The Grave in Bronte Country

The teacher is on the edge of tears but  holds it in.  She take me from the drama studio to the carpark. “I’ll just go and get my things” she says. Her husband sits quietly in the car and waves me into the front seat. .I tell him a little about what  just happened. “it’s  Thursday”  he says “it’s when the drugs arrive. They get excited.”  He’s talking about  school kids. He tells me that on Thursday the drug dealers, ex students,  used to let
off a rocket on the hill to let  everyone know the drugs had arrived.  The teacher
returns.  She’s  clearly wept. “I’m so sorry” she winces “so very very sorry that you had to experience that”.  The car draws out of the car park and as we leave the school in shocked silence  I see two policemen walking through the school fields.

 

An hour and an half ago I got off the train after a two hundred and fifty miles journey and breathed the bracing burst of Yorkshire air. I’m in  Bronte Country.  Directly to the right of
the station exit is a taxi firm.  A young Asian man sneers  from behind the reception glass. The Controller.   I ask for a taxi.  There’s an interminable pause. His gold chain glints around his neck. I am going to guess that he is the son of the owner and that he filters all the good jobs (the ones to the airport)  for himself.   “yes” he replied and threw  his head 
backwards in a spasm. It was a sign for the gentleman behind him to  get in the cab and take me.

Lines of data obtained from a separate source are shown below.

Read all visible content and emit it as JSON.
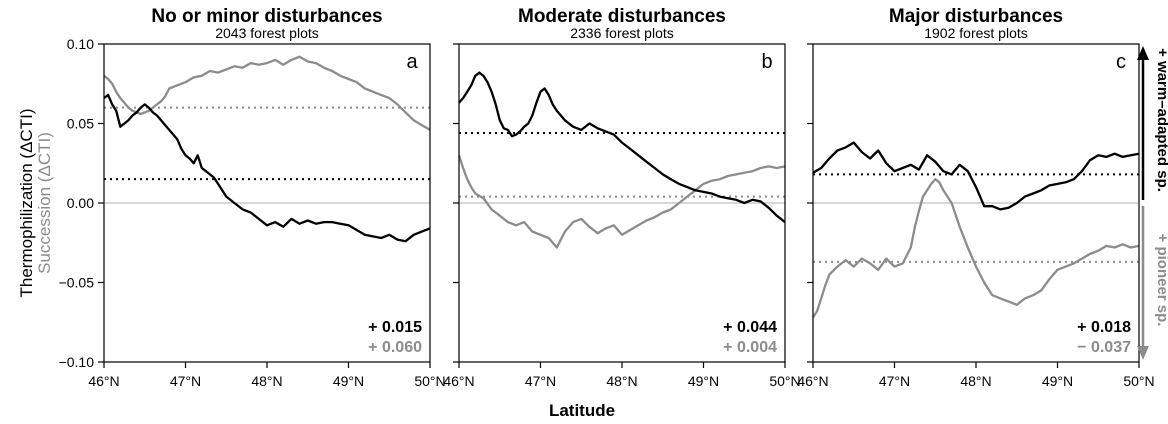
{
  "chart_data": {
    "type": "line",
    "xlabel": "Latitude",
    "ylabel_primary": "Thermophilization (ΔCTI)",
    "ylabel_secondary": "Succession (ΔCTI)",
    "xlim": [
      46,
      50
    ],
    "ylim": [
      -0.1,
      0.1
    ],
    "x_ticks": [
      46,
      47,
      48,
      49,
      50
    ],
    "x_tick_labels": [
      "46°N",
      "47°N",
      "48°N",
      "49°N",
      "50°N"
    ],
    "y_ticks": [
      -0.1,
      -0.05,
      0.0,
      0.05,
      0.1
    ],
    "y_tick_labels": [
      "−0.10",
      "−0.05",
      "0.00",
      "0.05",
      "0.10"
    ],
    "side_label_top": "+ warm–adapted sp.",
    "side_label_bottom": "+ pioneer sp.",
    "colors": {
      "thermophilization": "#000000",
      "succession": "#8c8c8c",
      "zero_line": "#bfbfbf"
    },
    "panels": [
      {
        "letter": "a",
        "title": "No or minor disturbances",
        "subtitle": "2043 forest plots",
        "series": [
          {
            "name": "Thermophilization",
            "mean": 0.015,
            "mean_label": "+ 0.015",
            "x": [
              46.0,
              46.05,
              46.1,
              46.15,
              46.2,
              46.25,
              46.3,
              46.35,
              46.4,
              46.45,
              46.5,
              46.55,
              46.6,
              46.65,
              46.7,
              46.75,
              46.8,
              46.85,
              46.9,
              46.95,
              47.0,
              47.05,
              47.1,
              47.15,
              47.2,
              47.25,
              47.3,
              47.35,
              47.4,
              47.45,
              47.5,
              47.6,
              47.7,
              47.8,
              47.9,
              48.0,
              48.1,
              48.2,
              48.3,
              48.4,
              48.5,
              48.6,
              48.7,
              48.8,
              48.9,
              49.0,
              49.1,
              49.2,
              49.3,
              49.4,
              49.5,
              49.6,
              49.7,
              49.8,
              49.9,
              50.0
            ],
            "y": [
              0.066,
              0.068,
              0.062,
              0.058,
              0.048,
              0.05,
              0.052,
              0.055,
              0.057,
              0.06,
              0.062,
              0.06,
              0.057,
              0.055,
              0.052,
              0.049,
              0.046,
              0.043,
              0.04,
              0.034,
              0.03,
              0.028,
              0.025,
              0.03,
              0.022,
              0.02,
              0.018,
              0.016,
              0.012,
              0.008,
              0.004,
              0.0,
              -0.004,
              -0.006,
              -0.01,
              -0.014,
              -0.012,
              -0.015,
              -0.01,
              -0.013,
              -0.011,
              -0.013,
              -0.012,
              -0.012,
              -0.013,
              -0.014,
              -0.017,
              -0.02,
              -0.021,
              -0.022,
              -0.02,
              -0.023,
              -0.024,
              -0.02,
              -0.018,
              -0.016
            ]
          },
          {
            "name": "Succession",
            "mean": 0.06,
            "mean_label": "+ 0.060",
            "x": [
              46.0,
              46.05,
              46.1,
              46.15,
              46.2,
              46.25,
              46.3,
              46.35,
              46.4,
              46.45,
              46.5,
              46.55,
              46.6,
              46.65,
              46.7,
              46.75,
              46.8,
              46.9,
              47.0,
              47.1,
              47.2,
              47.3,
              47.4,
              47.5,
              47.6,
              47.7,
              47.8,
              47.9,
              48.0,
              48.1,
              48.2,
              48.3,
              48.4,
              48.5,
              48.6,
              48.7,
              48.8,
              48.9,
              49.0,
              49.1,
              49.2,
              49.3,
              49.4,
              49.5,
              49.6,
              49.7,
              49.8,
              49.9,
              50.0
            ],
            "y": [
              0.08,
              0.078,
              0.075,
              0.07,
              0.066,
              0.063,
              0.06,
              0.058,
              0.057,
              0.056,
              0.057,
              0.058,
              0.06,
              0.062,
              0.064,
              0.067,
              0.072,
              0.074,
              0.076,
              0.079,
              0.08,
              0.083,
              0.082,
              0.084,
              0.086,
              0.085,
              0.088,
              0.087,
              0.088,
              0.09,
              0.087,
              0.09,
              0.092,
              0.089,
              0.088,
              0.085,
              0.083,
              0.08,
              0.078,
              0.076,
              0.072,
              0.07,
              0.068,
              0.066,
              0.062,
              0.057,
              0.052,
              0.049,
              0.046
            ]
          }
        ]
      },
      {
        "letter": "b",
        "title": "Moderate disturbances",
        "subtitle": "2336 forest plots",
        "series": [
          {
            "name": "Thermophilization",
            "mean": 0.044,
            "mean_label": "+ 0.044",
            "x": [
              46.0,
              46.05,
              46.1,
              46.15,
              46.2,
              46.25,
              46.3,
              46.35,
              46.4,
              46.45,
              46.5,
              46.55,
              46.6,
              46.65,
              46.7,
              46.75,
              46.8,
              46.85,
              46.9,
              46.95,
              47.0,
              47.05,
              47.1,
              47.15,
              47.2,
              47.3,
              47.4,
              47.5,
              47.6,
              47.7,
              47.8,
              47.9,
              48.0,
              48.1,
              48.2,
              48.3,
              48.4,
              48.5,
              48.6,
              48.7,
              48.8,
              48.9,
              49.0,
              49.1,
              49.2,
              49.3,
              49.4,
              49.5,
              49.6,
              49.7,
              49.8,
              49.9,
              50.0
            ],
            "y": [
              0.063,
              0.066,
              0.07,
              0.074,
              0.08,
              0.082,
              0.08,
              0.076,
              0.07,
              0.062,
              0.052,
              0.047,
              0.046,
              0.042,
              0.043,
              0.045,
              0.048,
              0.05,
              0.055,
              0.063,
              0.07,
              0.072,
              0.068,
              0.062,
              0.058,
              0.052,
              0.048,
              0.046,
              0.05,
              0.047,
              0.045,
              0.043,
              0.038,
              0.034,
              0.03,
              0.026,
              0.022,
              0.018,
              0.015,
              0.012,
              0.01,
              0.008,
              0.007,
              0.006,
              0.004,
              0.003,
              0.002,
              0.0,
              0.002,
              0.001,
              -0.003,
              -0.008,
              -0.012
            ]
          },
          {
            "name": "Succession",
            "mean": 0.004,
            "mean_label": "+ 0.004",
            "x": [
              46.0,
              46.05,
              46.1,
              46.15,
              46.2,
              46.3,
              46.4,
              46.5,
              46.6,
              46.7,
              46.8,
              46.9,
              47.0,
              47.1,
              47.2,
              47.3,
              47.4,
              47.5,
              47.6,
              47.7,
              47.8,
              47.9,
              48.0,
              48.1,
              48.2,
              48.3,
              48.4,
              48.5,
              48.6,
              48.7,
              48.8,
              48.9,
              49.0,
              49.1,
              49.2,
              49.3,
              49.4,
              49.5,
              49.6,
              49.7,
              49.8,
              49.9,
              50.0
            ],
            "y": [
              0.03,
              0.022,
              0.015,
              0.01,
              0.006,
              0.003,
              -0.004,
              -0.008,
              -0.012,
              -0.014,
              -0.012,
              -0.018,
              -0.02,
              -0.022,
              -0.028,
              -0.018,
              -0.012,
              -0.01,
              -0.015,
              -0.019,
              -0.016,
              -0.014,
              -0.02,
              -0.017,
              -0.014,
              -0.011,
              -0.009,
              -0.006,
              -0.004,
              0.0,
              0.004,
              0.008,
              0.012,
              0.014,
              0.015,
              0.017,
              0.018,
              0.019,
              0.02,
              0.022,
              0.023,
              0.022,
              0.023
            ]
          }
        ]
      },
      {
        "letter": "c",
        "title": "Major disturbances",
        "subtitle": "1902 forest plots",
        "series": [
          {
            "name": "Thermophilization",
            "mean": 0.018,
            "mean_label": "+ 0.018",
            "x": [
              46.0,
              46.1,
              46.2,
              46.3,
              46.4,
              46.5,
              46.6,
              46.7,
              46.8,
              46.9,
              47.0,
              47.1,
              47.2,
              47.3,
              47.4,
              47.5,
              47.6,
              47.7,
              47.8,
              47.9,
              48.0,
              48.1,
              48.2,
              48.3,
              48.4,
              48.5,
              48.6,
              48.7,
              48.8,
              48.9,
              49.0,
              49.1,
              49.2,
              49.3,
              49.4,
              49.5,
              49.6,
              49.7,
              49.8,
              49.9,
              50.0
            ],
            "y": [
              0.019,
              0.022,
              0.028,
              0.033,
              0.035,
              0.038,
              0.032,
              0.028,
              0.033,
              0.025,
              0.02,
              0.022,
              0.024,
              0.021,
              0.03,
              0.026,
              0.02,
              0.018,
              0.024,
              0.02,
              0.01,
              -0.002,
              -0.002,
              -0.004,
              -0.003,
              0.0,
              0.004,
              0.006,
              0.008,
              0.011,
              0.012,
              0.013,
              0.015,
              0.02,
              0.027,
              0.03,
              0.029,
              0.031,
              0.029,
              0.03,
              0.031
            ]
          },
          {
            "name": "Succession",
            "mean": -0.037,
            "mean_label": "− 0.037",
            "x": [
              46.0,
              46.05,
              46.1,
              46.15,
              46.2,
              46.3,
              46.4,
              46.5,
              46.6,
              46.7,
              46.8,
              46.9,
              47.0,
              47.1,
              47.2,
              47.25,
              47.3,
              47.35,
              47.4,
              47.45,
              47.5,
              47.55,
              47.6,
              47.7,
              47.8,
              47.9,
              48.0,
              48.1,
              48.2,
              48.3,
              48.4,
              48.5,
              48.6,
              48.7,
              48.8,
              48.9,
              49.0,
              49.1,
              49.2,
              49.3,
              49.4,
              49.5,
              49.6,
              49.7,
              49.8,
              49.9,
              50.0
            ],
            "y": [
              -0.072,
              -0.068,
              -0.06,
              -0.052,
              -0.045,
              -0.04,
              -0.036,
              -0.04,
              -0.035,
              -0.038,
              -0.042,
              -0.035,
              -0.04,
              -0.038,
              -0.028,
              -0.015,
              -0.005,
              0.004,
              0.008,
              0.012,
              0.015,
              0.013,
              0.008,
              0.0,
              -0.015,
              -0.028,
              -0.04,
              -0.05,
              -0.058,
              -0.06,
              -0.062,
              -0.064,
              -0.06,
              -0.058,
              -0.055,
              -0.048,
              -0.042,
              -0.04,
              -0.038,
              -0.035,
              -0.032,
              -0.03,
              -0.027,
              -0.028,
              -0.026,
              -0.028,
              -0.027
            ]
          }
        ]
      }
    ]
  }
}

 “to XXXXXXXXX high school?”  the driver says

“yes” I reply ”.  “What do you think of the school?”

“Shit hole” he says “absolute shit hole”. 

The car pulls by the school.  It’s a great start for me. I take pride in what I do. These are the  children who need and deserve a visiting writer. I am going to the right place. What I didn’t know is that this was the eye of the storm and I was entering   the vortex – an institution  right in the middle of melt down. 

A few weeks ago I was visiting schools in Los Angeles where most of the chldren knew someone who had died by the bullet –  often a family member.   I have given workshops in townships of South Africa, International schools in Switzerland, and Zimbabwe, public schools in hampshire and inner city schools in London. Pupil Referal Units. Twenty years of experience could not have prepared me for this.  I pride myself in being able to connect and perform through poetry.

The school was seventy percent Asain, mainly from Pakistan. The other thirty percent were polish chinese and english. One hundred children sat in front of me on raised seating in the drama studio. I was introduced onto the stage. It was as if I was not there. The children  talked all the way through the reading. I stopped and changed the lighting so that they were no longer in the dark, so that I could see the’r eyes and they could see mine. I told them this. Not as a disciplinarian but as one individual to another.  They continued to talk as if it were dinner time.  They were not talking about me about the reading. They were talking about their own business. It was incredible! It was loud. They simply ignored me. I was of no consquence. I wasn’t even  a disturbance. 

And it didn’t happen once or twice but intermittently throughout the entire hour and fifteen minutes.  I could spend a long time in this blog taking you through the why and wherefore. But I shalln’t.  Ninety nine point nine percent of the time when I do a reading in a school I blame myself if it does not go well. I think what could I have done to have improved their experience. But you really had to be there to see that this had nothing to do with me, this was the edge of melt down madness. 

The saddest and most telling comment I shall make about this damned experience is that none of it was the fault of the children.  In the car park:   “just last week” said the husband  “just last week three drug dealers walked into the school with basebal bats and beat a
student”.   Back at the train station I pop into the newsagent.   The local paper is on the  counter.  The school I have just visited is FRONT PAGE news.  And it’s not good news. It’s not good news at all.

 


4 thoughts on “The Grave in Bronte Country

  1. wow lemn, this sounds like a nightmare. I don't want to imagine your thoughts on the train journey back. Did the teacher / person who booked you not give you any insight into the nature of the school before you got there.

  2. One would hope so. I called the teacher previous to the visit and asked all the relevant questions. I treat my schools work seriously as you probably know. I make sure to do as much research as possible.
    There were at least ten teachers in that little drama studio – TEN – at least. I thought they were coming to watch a free gig. But it was about crowd control.
    This event was about the teachers, the students, the institution and its management. It had little to do with me. Everything the husband said in the car was confirmed by the teacher when she returned.
    It is rare that anything goes wrong in my schools work which is why if it does I secretly blame myself and investigate thus. But this was so much more.

  3. Good question. One I could answer more effectively if the word “story” were replaced with “blog”. A mixture of the two might be nice “blory”. This was a tricky blory to write in that I did not want to malign the dedicated and hard working teachers.
    I have explained previously on here that my motivation for blogging is to fulfill the memory synchronising that would otherwise happen if one had a family that one knew in childhood.
    This would be an experience that I would have discussed with a family member at some point, thus it would become verified as an experience. Thi sis why I blog. I am never not reminded of this reason. This is my motivation to tell this story.